Hermes sorria abertamente, quase como se brilhasse. Mia não conseguia se mover, não conseguia dar mais nenhum passo em direção ao interior da casa, nem mesmo parar de olhar para o rosto tão conhecido na semi escuridão do aposento. Seu coração ribombava no peito, surpreso e feliz ao mesmo tempo, e seus olhos não sabiam – nem queriam - se desviar da figura diante de si. Magro, os cabelos sem corte, as vestes ligeiramente sujas, mas bem. Hermes estava bem, e sorria o maldito sorriso que Mia havia aprendido a amar e do qual sentira tanta falta.

- Seu... – ela começou, baixinho – Seu idiota!

O sorriso de Hermes morreu em seus lábios no exato momento em que Mia caiu sobre ele, socando cada parte de seu corpo que conseguia alcançar. Os cabelos rebeldes caíam sobre seu rosto, e a mochila que carregava havia ficado jogada no chão. Lúthien riu, e Daniel também, apesar de ainda estar bastante pálido e com um aspecto de doente. A loirinha se sentou no braço do sofá onde ele descansava e ficou observando a cena entre Mia e Hermes. Snape parecia indiferente, mas se um bom observador olhasse com atenção, veria a maneira como seus lábios estavam retorcidos numa estranha espécie de sorriso contrariado.

- Ei, Mia! – disse Hermes, segurando a garota pelos pulsos. - Pare com isso, eu estou aqui, ok? E não estou machucado, mas posso ficar se você continuar me socando desse jeito.

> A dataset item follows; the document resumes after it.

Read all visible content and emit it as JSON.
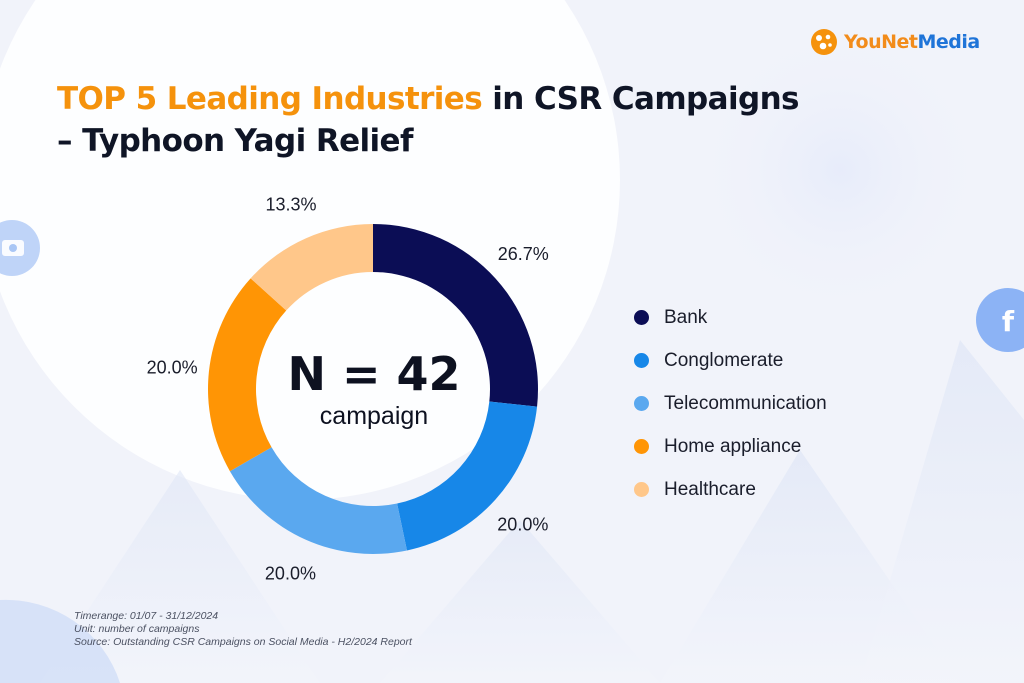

- Você... é... um... estúpido! – ela dizia, espaçando as palavras enquanto tentava recuperar o fôlego e livrar seus braços do aperto de Hermes. – Eu... vou...socar... você!

- Cuidado – começou Daniel, tentando controlar o riso e, em seguida, fazendo uma careta por conta das dores que ainda sentia. – Ele pode provocar uma ventania e te expulsar de perto se ficar muito chata com ele.

- Muito mais que uma ventania, meu caro – Hermes disse, ainda fazendo força para segurar Mia longe de si. – Talvez, se você me ajudar, eu possa até mesmo começar um furacão, o que acha?

Mia parou de empurrá-lo. Olhou para seus olhos cinzentos como quem vê um fantasma, quase um morto.

- Acalmou? – perguntou ele com seu habitual tom de ironia na voz.

- Onde é que você estava todo esse tempo? – perguntou ela, controlando a respiração, o peito subindo e descendo com velocidade. – Por que é que você nos abandonou?

Hermes assumiu uma expressão defensiva, e Mia esperava que ele desembuchasse de uma vez, contasse onde havia estado, o que fizera naquele tempo todo e, principalmente, porque resolvera desaparecer no exato momento em que ela mais precisava dele.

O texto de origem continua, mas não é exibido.